Casino, lotto, sin tax income to finance UHC
“Tax on vices to fund virtue of health-for-all”
Multiple sources of finances underpin the Senate-approved Universal Health Care (UHC) bill so that its many mandates will not go unfunded, Senate President Pro Tempore Ralph Recto said.
Among government revenues that will be funnelled to UHC are portions of its multi-billion-peso casino and lotto income, plus sin tax collections, Recto said.
“The tax on vices will fund the good virtue of health-for-all,” Recto said. “Ang UHC bill ay parang reseta sa gamot ng doktor. Walang silbi kung walang pambili. And the bill earmarks a raft of funding sources. One enemy of health care is anemic funding.”
He said incremental sin tax collections –from tobacco and alcohol products – are now pledged to UHC.
Total sin tax collections reached P145.3 billion in 2016, and P187 billion in 2017. Of these, P64.2 billion in 2016, and P66.8 billion in 2017 were deemed incremental collections.
In addition, 50 percent of the national share from PAGCOR income will likewise go to UHC, and so will 40 percent of the “charity fund” of PCSO.
Recto described the assignment of casino income for cure as a “winning combination.” In his vote speech, he said it was “better for our health institutions to direct where funds must go than for state gaming bodies to triage who will receive help or not.”
“Pag tumaya ka sa lotto, malaking bahagi ng halaga ng ticket ay pupunta sa pagpapagamot ng may sakit,” Recto said.
He assured that these earmarks are on top of regular annual appropriations for the Department of Health, PhilHealth, and the many mandates and programs under the UHC.
“Hindi na pwedeng bawasan.

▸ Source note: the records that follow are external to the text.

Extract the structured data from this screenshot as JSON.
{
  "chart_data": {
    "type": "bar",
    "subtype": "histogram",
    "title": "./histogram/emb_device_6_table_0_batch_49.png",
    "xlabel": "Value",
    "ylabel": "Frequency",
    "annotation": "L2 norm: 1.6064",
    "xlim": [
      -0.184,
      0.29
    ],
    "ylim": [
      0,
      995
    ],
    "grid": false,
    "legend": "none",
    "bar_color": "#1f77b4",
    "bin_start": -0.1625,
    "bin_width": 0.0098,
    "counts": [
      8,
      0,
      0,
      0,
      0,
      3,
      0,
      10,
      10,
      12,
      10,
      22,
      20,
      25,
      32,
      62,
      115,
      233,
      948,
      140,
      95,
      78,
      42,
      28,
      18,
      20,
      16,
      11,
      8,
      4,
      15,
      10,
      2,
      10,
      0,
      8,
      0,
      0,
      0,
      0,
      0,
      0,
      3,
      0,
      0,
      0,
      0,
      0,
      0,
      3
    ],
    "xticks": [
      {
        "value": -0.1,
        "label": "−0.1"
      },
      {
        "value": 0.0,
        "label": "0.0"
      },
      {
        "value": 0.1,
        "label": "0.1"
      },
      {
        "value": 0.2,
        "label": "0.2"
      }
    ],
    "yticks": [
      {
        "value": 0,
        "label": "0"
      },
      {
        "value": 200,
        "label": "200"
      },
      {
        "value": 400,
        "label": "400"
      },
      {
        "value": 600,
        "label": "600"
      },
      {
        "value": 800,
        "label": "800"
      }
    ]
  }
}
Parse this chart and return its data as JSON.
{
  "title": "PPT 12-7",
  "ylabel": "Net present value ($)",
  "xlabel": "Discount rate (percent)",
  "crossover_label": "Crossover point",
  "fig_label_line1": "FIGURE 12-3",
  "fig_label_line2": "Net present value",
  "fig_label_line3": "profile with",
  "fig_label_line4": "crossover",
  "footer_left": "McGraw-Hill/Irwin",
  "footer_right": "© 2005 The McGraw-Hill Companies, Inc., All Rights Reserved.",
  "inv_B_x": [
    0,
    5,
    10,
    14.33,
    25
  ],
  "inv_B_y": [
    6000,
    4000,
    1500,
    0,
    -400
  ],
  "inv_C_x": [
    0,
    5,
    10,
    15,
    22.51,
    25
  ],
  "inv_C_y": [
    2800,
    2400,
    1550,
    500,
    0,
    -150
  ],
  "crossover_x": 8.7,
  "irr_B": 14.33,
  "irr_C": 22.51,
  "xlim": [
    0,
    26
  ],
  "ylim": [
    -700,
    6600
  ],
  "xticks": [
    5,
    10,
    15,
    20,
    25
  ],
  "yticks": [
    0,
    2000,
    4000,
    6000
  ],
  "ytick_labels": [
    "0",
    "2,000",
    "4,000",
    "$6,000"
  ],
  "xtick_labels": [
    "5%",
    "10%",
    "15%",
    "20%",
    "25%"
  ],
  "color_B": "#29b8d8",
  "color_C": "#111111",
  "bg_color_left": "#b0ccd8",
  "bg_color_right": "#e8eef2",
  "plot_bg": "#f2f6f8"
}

We are benchmarking the minimum funding requirements,” Recto said.
Recto said the UHC bill is “a fairly comprehensive catalogue for the cures of what ails our public health system.”
“It addresses all aspects: from financing, to medical manpower, to affordable drugs, to the use of Information Technology, to the improvement of health facilities, to primary health care, to higher PhilHealth benefits, and more,” he said.
“Dapat comprehensive. We may give every Filipino a PhilHealth card, but it is useless if there is no facility he can present that card to for treatment,” Recto said in his vote speech.
“We may erect hospitals in gleaming glass and steel, but if there are no doctors and other health professionals who will staff and run them, then what we have built are white elephants,” he said.
“We may have modern curative facilities, but when the sick are continuously dumped on them because we have neglected the promotive and the preventive aspect of medicine, then we have failed to address the roots,” Recto said.